I wanted to mention that the reason I have such a hard time recovering is because I'm one of those lucky folk that ended up with chronic graft/vs/host disease from my transplant. As hard as it can be at times, it's not as hard as I had imagined it would be. When I read my binder that the hospital gave me on bone marrow transplants it gave me the percentages of those who would die from the procedure. Then it talked about the percentage of people who may get acute graft/vs/host. Then it talked about the percentage of people it would be fatal for. Then it talked about the percentage of people who would get chronic graft/vs/host and the percentage it would be fatal for. It was like reading a horror novel even with the perky little clip art. I was convinced that I would not be one of the %25 that would suffer with the chronic kind. I was happy (if you can call it that) when I had the acute GVHD but then it continued on.
Comparing it to the fear of what I thought it would be like, it's not that bad. It's fearing fear itself, I guess you could say. The good part of the GVHD is that it helps ensure longevity. Also, exercise in transplant patients is shown to increase our life spans.
So for my mood, that's a tougher one. In the past I dealt with my anxieties my working 24/7 and exercising. Post cancer, that's been impossible. Every day now that I get out and do something like hiking up the mountain or up hills in my neighborhood, I feel a strong sense of accomplishment. When I get home I feel like I'm being swallowed up by my circumstances.
In my pre cancer life I had to deal with harsh realities and I have experienced depression before. I did everything I could with my doctor until she told me there was nothing more she could do for me. Then I started counseling, not believing in it but determined to find a way to ease my chronic anxiety. The counseling was very helpful. I also started working even harder to change my circumstances. The more I was actively trying to fix it, the more in control I felt, the stronger I felt, the happier I felt.
I know medications for depression help people but they don't help me. I help me. The more I do to change what I've been dealt, the more in control I feel and the better I feel.
All through my transplant I reacted oddly to my medications, I turned into a big pain in the butt for my oncologists. I guess my chemistry is just different.
So I've been exercising for 2 months and am feeling stronger. I finally was able to go back to my old job but there are hardly any hours due to it being summer. I knew I need creativity in my life but I have been finding it so hard to be self motivated right now. I feel like I'm piled with impossible things.

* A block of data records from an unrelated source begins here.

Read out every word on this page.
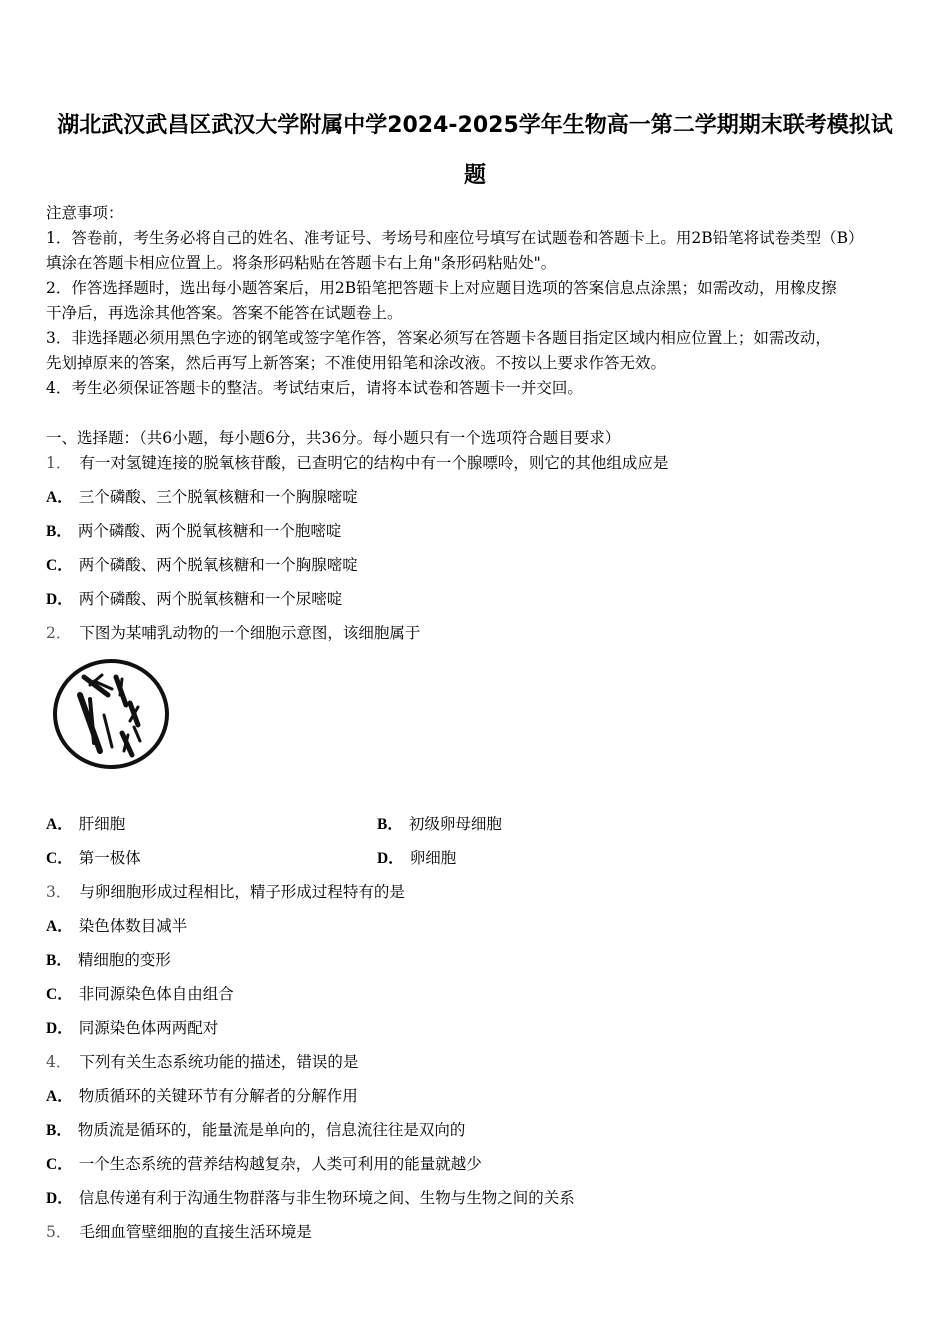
湖北武汉武昌区武汉大学附属中学2024-2025学年生物高一第二学期期末联考模拟试
题
注意事项：
1．答卷前，考生务必将自己的姓名、准考证号、考场号和座位号填写在试题卷和答题卡上。用2B铅笔将试卷类型（B）
填涂在答题卡相应位置上。将条形码粘贴在答题卡右上角"条形码粘贴处"。
2．作答选择题时，选出每小题答案后，用2B铅笔把答题卡上对应题目选项的答案信息点涂黑；如需改动，用橡皮擦
干净后，再选涂其他答案。答案不能答在试题卷上。
3．非选择题必须用黑色字迹的钢笔或签字笔作答，答案必须写在答题卡各题目指定区域内相应位置上；如需改动，
先划掉原来的答案，然后再写上新答案；不准使用铅笔和涂改液。不按以上要求作答无效。
4．考生必须保证答题卡的整洁。考试结束后，请将本试卷和答题卡一并交回。
一、选择题：（共6小题，每小题6分，共36分。每小题只有一个选项符合题目要求）
1． 有一对氢键连接的脱氧核苷酸，已查明它的结构中有一个腺嘌呤，则它的其他组成应是
A． 三个磷酸、三个脱氧核糖和一个胸腺嘧啶
B． 两个磷酸、两个脱氧核糖和一个胞嘧啶
C． 两个磷酸、两个脱氧核糖和一个胸腺嘧啶
D． 两个磷酸、两个脱氧核糖和一个尿嘧啶
2． 下图为某哺乳动物的一个细胞示意图，该细胞属于
A． 肝细胞	B． 初级卵母细胞
C． 第一极体	D． 卵细胞
3． 与卵细胞形成过程相比，精子形成过程特有的是
A． 染色体数目减半
B． 精细胞的变形
C． 非同源染色体自由组合
D． 同源染色体两两配对
4． 下列有关生态系统功能的描述，错误的是
A． 物质循环的关键环节有分解者的分解作用
B． 物质流是循环的，能量流是单向的，信息流往往是双向的
C． 一个生态系统的营养结构越复杂，人类可利用的能量就越少
D． 信息传递有利于沟通生物群落与非生物环境之间、生物与生物之间的关系
5． 毛细血管壁细胞的直接生活环境是
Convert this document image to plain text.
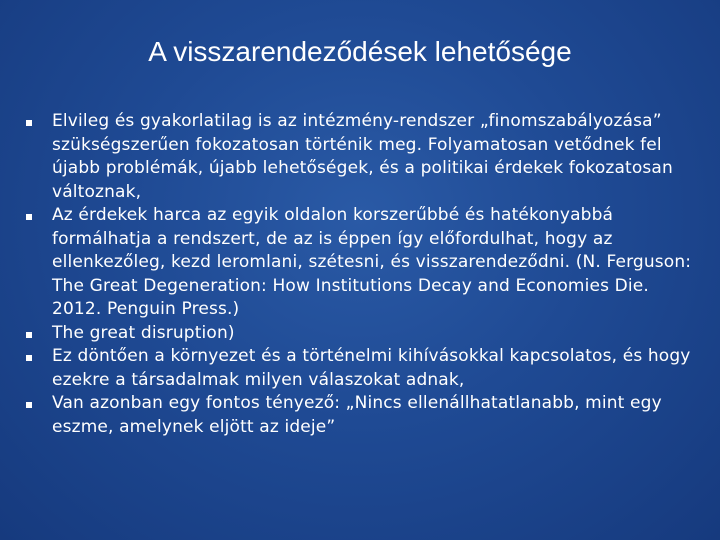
A visszarendeződések lehetősége
Elvileg és gyakorlatilag is az intézmény-rendszer „finomszabályozása” szükségszerűen fokozatosan történik meg. Folyamatosan vetődnek fel újabb problémák, újabb lehetőségek, és a politikai érdekek fokozatosan változnak,
Az érdekek harca az egyik oldalon korszerűbbé és hatékonyabbá formálhatja a rendszert, de az is éppen így előfordulhat, hogy az ellenkezőleg, kezd leromlani, szétesni, és visszarendeződni. (N. Ferguson: The Great Degeneration: How Institutions Decay and Economies Die. 2012. Penguin Press.)
The great disruption)
Ez döntően a környezet és a történelmi kihívásokkal kapcsolatos, és hogy ezekre a társadalmak milyen válaszokat adnak,
Van azonban egy fontos tényező: „Nincs ellenállhatatlanabb, mint egy eszme, amelynek eljött az ideje”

So I applied for another job. It's in a creative studio atmosphere with other creative people. Somehow I managed to get the job even when there was a pile of applicants. So far I ride my bike downtown and get to work in a bright beautiful happy place. It's everything I wanted for my life but I'm working for someone else rather than doing it on my own. I hope I've found a way to fill those needs even if it's in a slightly different format. I'm flat out exhausted and in pain when I get home but I feel accomplished. I hope this new schedule helps me correct the imbalances that I live with right now.

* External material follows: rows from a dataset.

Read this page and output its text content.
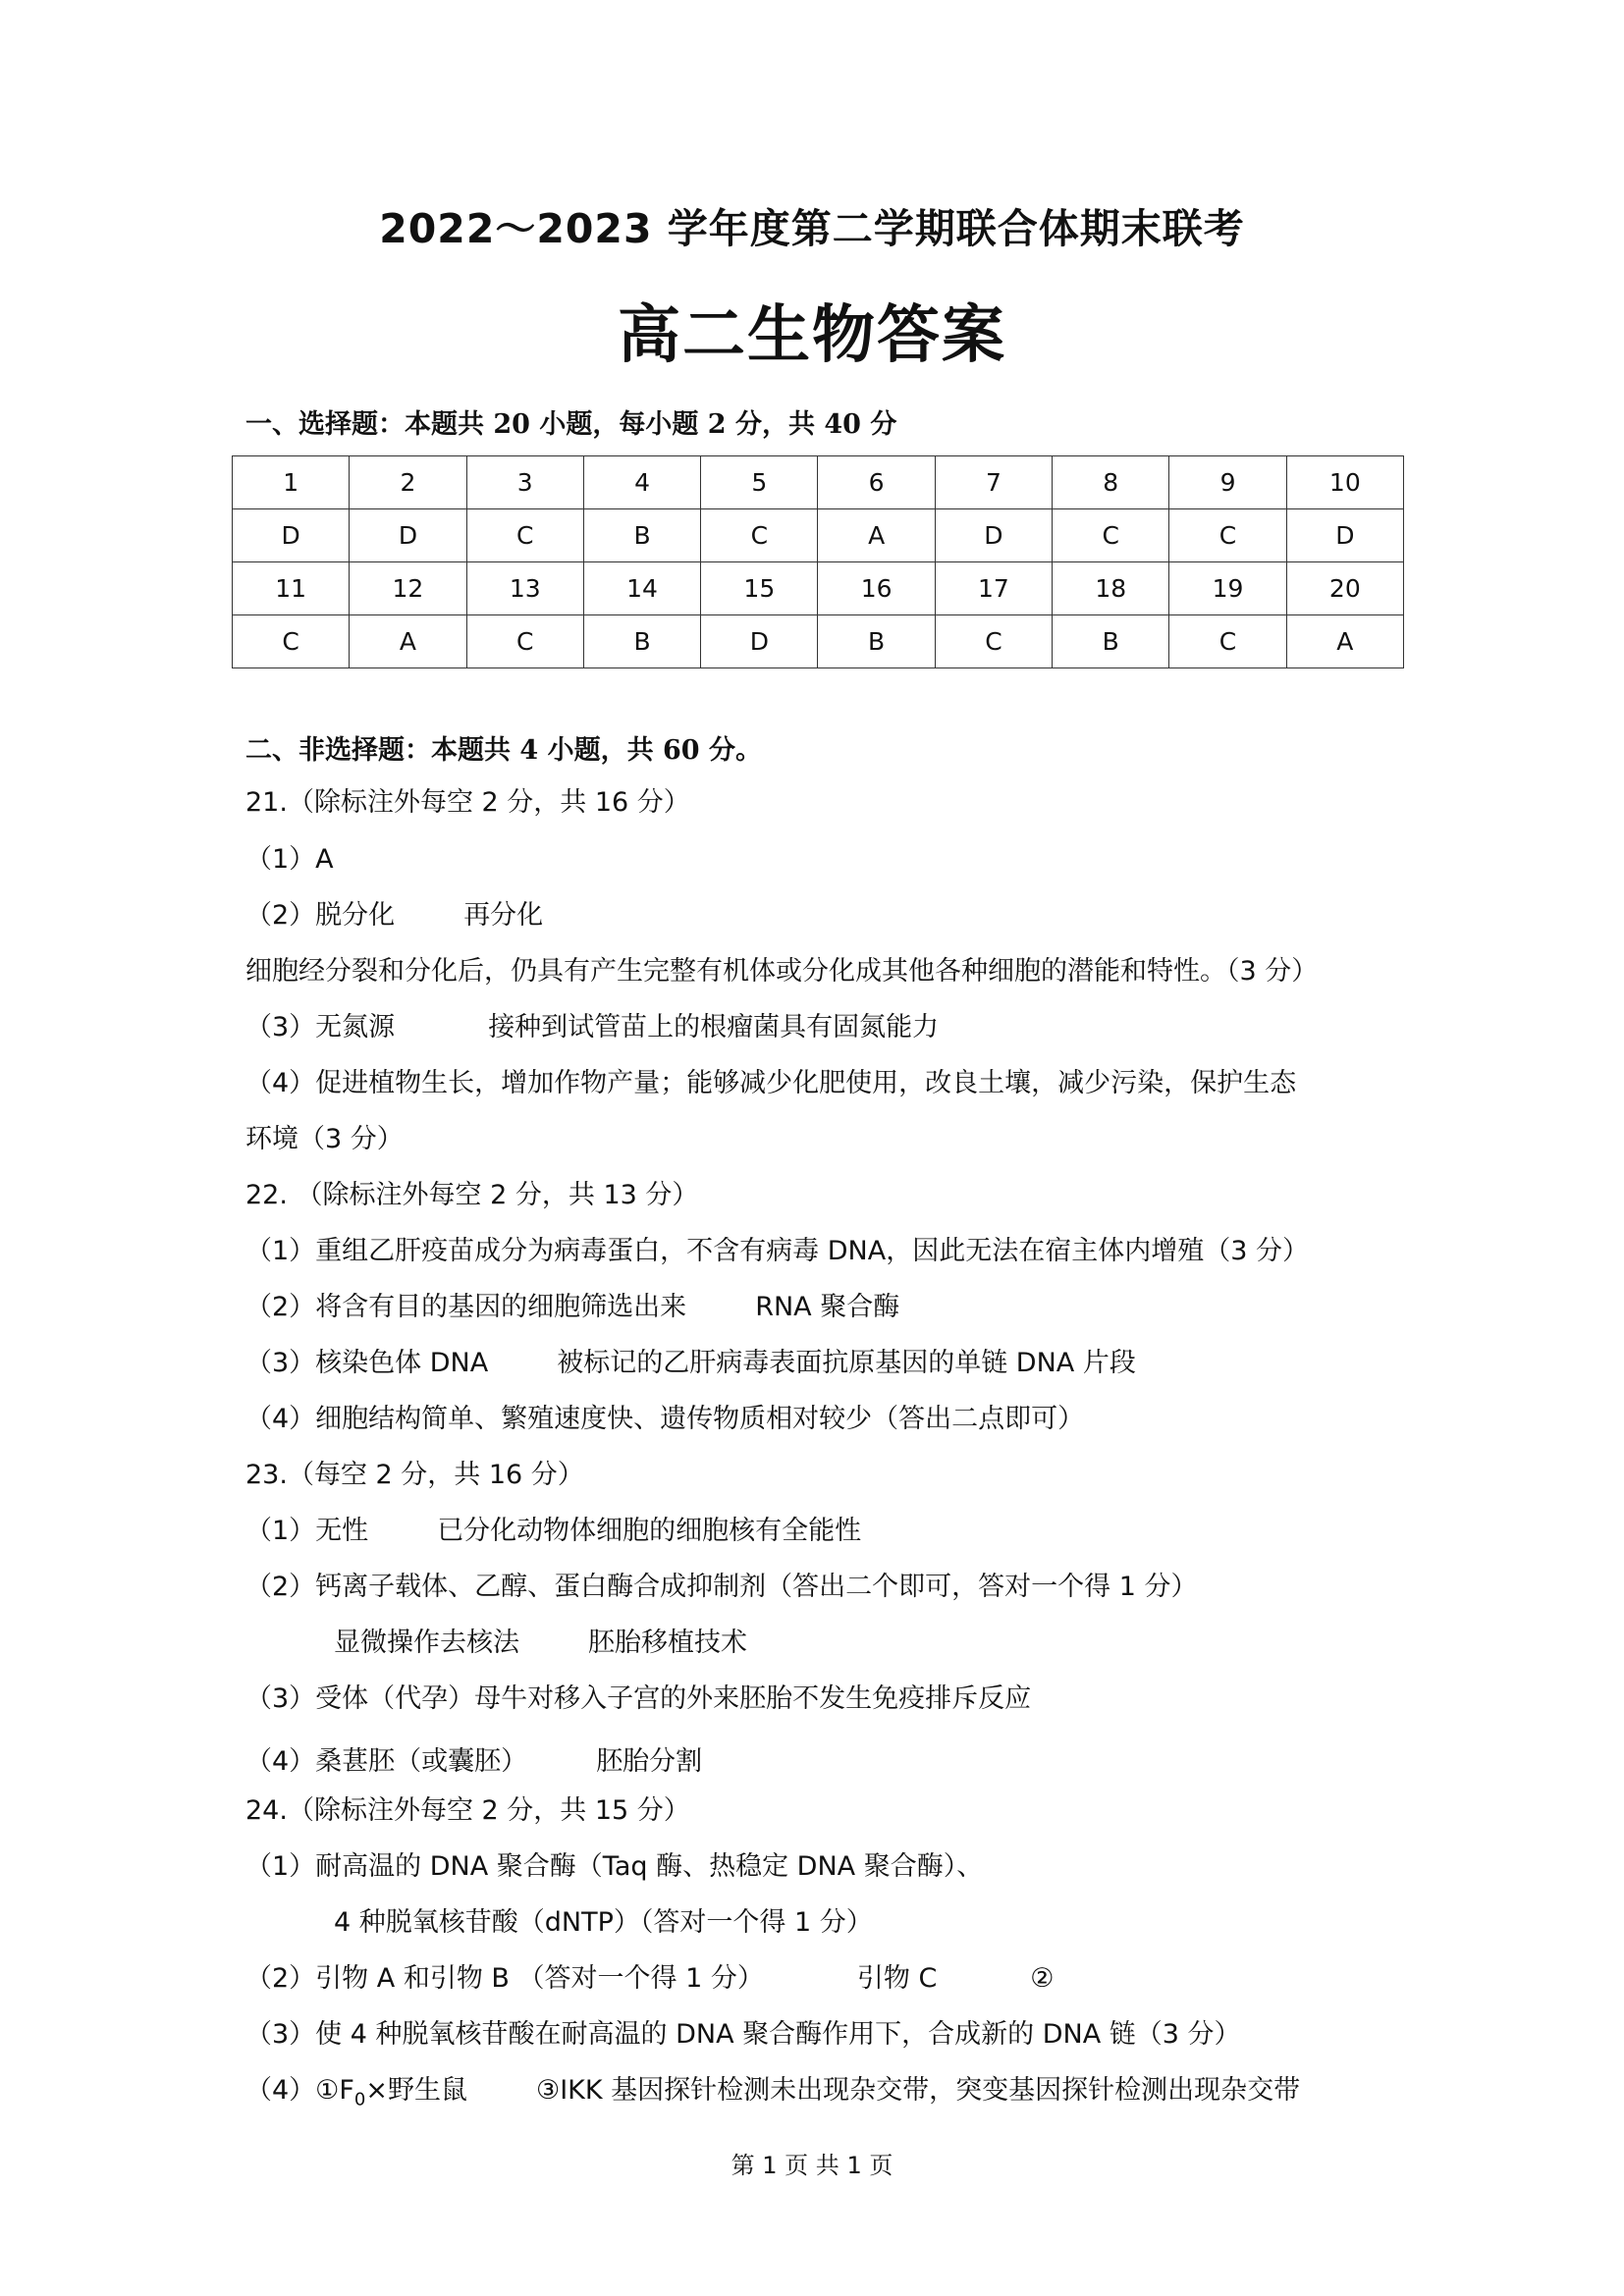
2022～2023 学年度第二学期联合体期末联考
高二生物答案
一、选择题：本题共 20 小题，每小题 2 分，共 40 分
1	2	3	4	5	6	7	8	9	10
D	D	C	B	C	A	D	C	C	D
11	12	13	14	15	16	17	18	19	20
C	A	C	B	D	B	C	B	C	A
二、非选择题：本题共 4 小题，共 60 分。
21.（除标注外每空 2 分，共 16 分）
（1）A
（2）脱分化	再分化
细胞经分裂和分化后，仍具有产生完整有机体或分化成其他各种细胞的潜能和特性。（3 分）
（3）无氮源	接种到试管苗上的根瘤菌具有固氮能力
（4）促进植物生长，增加作物产量；能够减少化肥使用，改良土壤，减少污染，保护生态
环境（3 分）
22. （除标注外每空 2 分，共 13 分）
（1）重组乙肝疫苗成分为病毒蛋白，不含有病毒 DNA，因此无法在宿主体内增殖（3 分）
（2）将含有目的基因的细胞筛选出来	RNA 聚合酶
（3）核染色体 DNA	被标记的乙肝病毒表面抗原基因的单链 DNA 片段
（4）细胞结构简单、繁殖速度快、遗传物质相对较少（答出二点即可）
23.（每空 2 分，共 16 分）
（1）无性	已分化动物体细胞的细胞核有全能性
（2）钙离子载体、乙醇、蛋白酶合成抑制剂（答出二个即可，答对一个得 1 分）
显微操作去核法	胚胎移植技术
（3）受体（代孕）母牛对移入子宫的外来胚胎不发生免疫排斥反应
（4）桑葚胚（或囊胚）	胚胎分割
24.（除标注外每空 2 分，共 15 分）
（1）耐高温的 DNA 聚合酶（Taq 酶、热稳定 DNA 聚合酶）、
4 种脱氧核苷酸（dNTP）（答对一个得 1 分）
（2）引物 A 和引物 B （答对一个得 1 分）	引物 C	②
（3）使 4 种脱氧核苷酸在耐高温的 DNA 聚合酶作用下，合成新的 DNA 链（3 分）
$(4)①F_0\times$野生鼠	③IKK 基因探针检测未出现杂交带，突变基因探针检测出现杂交带
第 1 页 共 1 页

When I got there on the first day I found out they had seen my website and knew that I had had cancer. I hadn't brought it up in the interview, not that I didn't intend to but it never came up. I felt it would have been like whacking someone on the head to bring it up out of the blue. Even though I ended up chatting with my employer about what I'd been through, there in that environment the cancer seemed small. It seemed like a small side piece of my life rather that the suffocating omnipresent monster blocking out the light. And that's what I'm looking for. Rather than seeing the ruined city, I want to see the sunset over the fields.